Particularly devastating to the poor is predatory lending at high interest rates which has become a major problem in low-income urban areas. Much of the already low incomes of the poor and the working poor is paid as interest to providers of payday loans, check cashing, and other financial services.

Chain stores also suck cash out of neighborhoods without replacing it with adequate employment. Inflated rents to usually absentee landlords do the same. The effect on the population of already depressed localities where public assistance programs have been slashed may be devastating.

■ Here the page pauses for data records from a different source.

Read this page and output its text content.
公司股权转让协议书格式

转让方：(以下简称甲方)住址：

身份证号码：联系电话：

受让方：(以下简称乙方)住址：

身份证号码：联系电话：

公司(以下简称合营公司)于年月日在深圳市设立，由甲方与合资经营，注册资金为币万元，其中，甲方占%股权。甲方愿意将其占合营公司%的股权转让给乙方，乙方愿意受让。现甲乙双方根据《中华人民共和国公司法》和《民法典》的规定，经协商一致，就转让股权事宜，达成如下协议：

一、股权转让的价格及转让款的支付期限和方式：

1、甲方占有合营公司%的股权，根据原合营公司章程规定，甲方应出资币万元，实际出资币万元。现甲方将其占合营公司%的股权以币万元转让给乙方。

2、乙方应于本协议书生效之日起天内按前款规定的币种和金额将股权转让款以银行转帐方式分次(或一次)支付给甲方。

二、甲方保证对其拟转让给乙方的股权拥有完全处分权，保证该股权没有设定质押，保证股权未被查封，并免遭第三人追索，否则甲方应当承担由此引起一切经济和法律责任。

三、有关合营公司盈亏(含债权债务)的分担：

Also, workers everywhere suffer further as automation displaces them or as jobs are shipped overseas to cheaper labor markets. Again, the burden falls disproportionately on those less fortunate, including those already poor.

Jobs are not available because we buy so many of the goods we need for daily life from countries like China, which uses the dollars they earn to buy Treasury securities that float our out-of-control national debt. This is what is known as “dollar hegemony,” which works directly against our own poor and working classes who are unable to find decent work.

Further, in an advanced mechanized economy, fewer workers are needed to produce the same amount of goods. This should result in a societal “leisure dividend” but instead puts people out of work and forces them to compete for the remaining service economy jobs. There are estimates that by 2030 robots will take over fifty percent of the jobs in the U.S. economy.

Another problem is the shortage or non-existence of low cost credit needed to start and operate small businesses. There is also the escalating cost of higher education and the huge number of loans to students which saddle them with massive amounts of debt even before they start earning a living.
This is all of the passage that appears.